Me2B Alliance Product Testing, a tech-focused firm, found that 67% of education-focused mobile apps share students’ private data. On average, each app sends data to about 11 third-party channels.
67% of public school apps sent student data to third parties
Me2B Alliance Product Testing analyzed and audited 73 mobile applications. Thirty-eight schools in 14 states use them; at least half a million people (students, educators and parents, for example) are active on these mobile platforms. Investigators examined the data flow of the 73 apps by evaluating the SDKs included in each app.
Analysts have found that 60% of school apps send student data to third-party vendors, including Google and Facebook. Additionally, Me2B investigators found that 48% of apps send student data to Google, while 14% send information to Facebook. As mentioned, each app sent data to around 11 third-party avenues.

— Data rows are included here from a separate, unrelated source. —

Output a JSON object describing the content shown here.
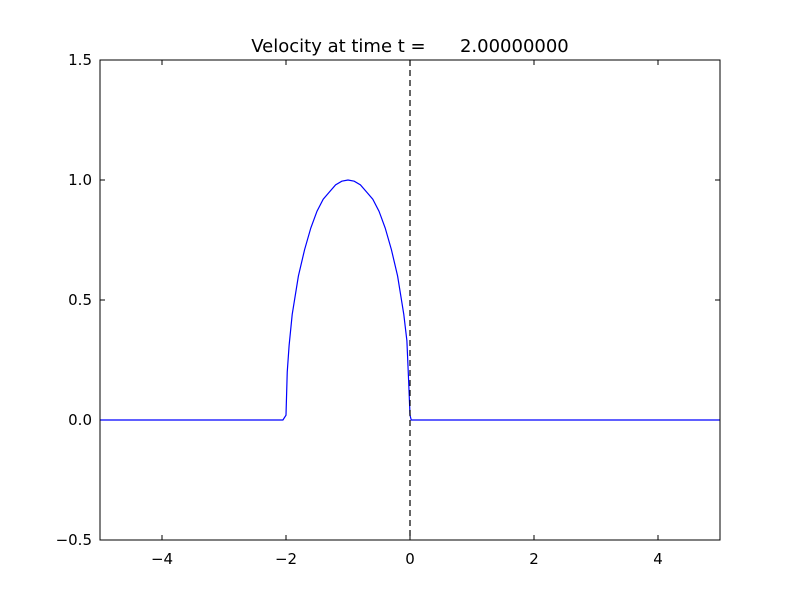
{
  "chart_data": {
    "type": "line",
    "title": "Velocity at time t =      2.00000000",
    "x": [
      -5,
      -2.1,
      -2.05,
      -2,
      -1.98,
      -1.95,
      -1.9,
      -1.8,
      -1.7,
      -1.6,
      -1.5,
      -1.4,
      -1.3,
      -1.2,
      -1.1,
      -1,
      -0.9,
      -0.8,
      -0.7,
      -0.6,
      -0.5,
      -0.4,
      -0.3,
      -0.2,
      -0.1,
      -0.05,
      -0.02,
      0,
      0.02,
      5
    ],
    "series": [
      {
        "color": "#0000ff",
        "values": [
          0,
          0,
          0,
          0.02,
          0.2,
          0.31,
          0.44,
          0.6,
          0.71,
          0.8,
          0.87,
          0.92,
          0.95,
          0.98,
          0.995,
          1,
          0.995,
          0.98,
          0.95,
          0.92,
          0.87,
          0.8,
          0.71,
          0.6,
          0.44,
          0.33,
          0.15,
          0.02,
          0,
          0
        ]
      }
    ],
    "vline": 0,
    "vline_color": "#000000",
    "xlim": [
      -5,
      5
    ],
    "ylim": [
      -0.5,
      1.5
    ],
    "xticks": [
      {
        "value": -4,
        "label": "−4"
      },
      {
        "value": -2,
        "label": "−2"
      },
      0,
      2,
      4
    ],
    "yticks": [
      {
        "value": -0.5,
        "label": "−0.5"
      },
      {
        "value": 0,
        "label": "0.0"
      },
      0.5,
      {
        "value": 1,
        "label": "1.0"
      },
      1.5
    ],
    "grid": false
  }
}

When investigators zoomed in on the public schools in the sample, they found that a whopping 67% used apps that sent student data to third parties (compared to 57% of private schools).
Another finding from public schools that Me2B found “disturbing” was that 18% of apps sent student data to “high-risk” third parties. Investigators defined high-risk third parties as entities that “share more data with possibly hundreds or thousands of networked entities.”
Android apps are more reckless with sharing data with third parties
91% of Android apps sent student data to high-risk third parties, compared to 26% of iOS apps. The report says Apple’s new App Tracking Transparency feature has helped reduce the number of iOS apps that share students’ private data.
So what exactly are these apps sending to these third parties? Well, the analysts admitted that they didn’t look into this in detail, but they did confirm that “unique identifiers” were sent to third-party advertising platforms. Unique IDs, by the way, help advertisers build profiles of each user to target them for ads.
The investigators reached the following conclusions after concluding the study:
- The amount of student data shared with third parties (e.g. advertisers and analytics platforms) is unacceptable
- There should be no third-party data channels in school-centric mobile apps
- Users don’t have enough information about third-party apps that get their data; Google Play Store and Apple App Store need to clarify this
Analysts have also concluded that iOS apps are more secure than Android platforms, but they won’t recommend an iOS-only mandate. According to the report, this would deepen the “digital divide” and marginalize socio-economically disadvantaged families due to the price difference between Android and Apple phones.
Interestingly, 8% of schools in the study only offered iOS apps to students.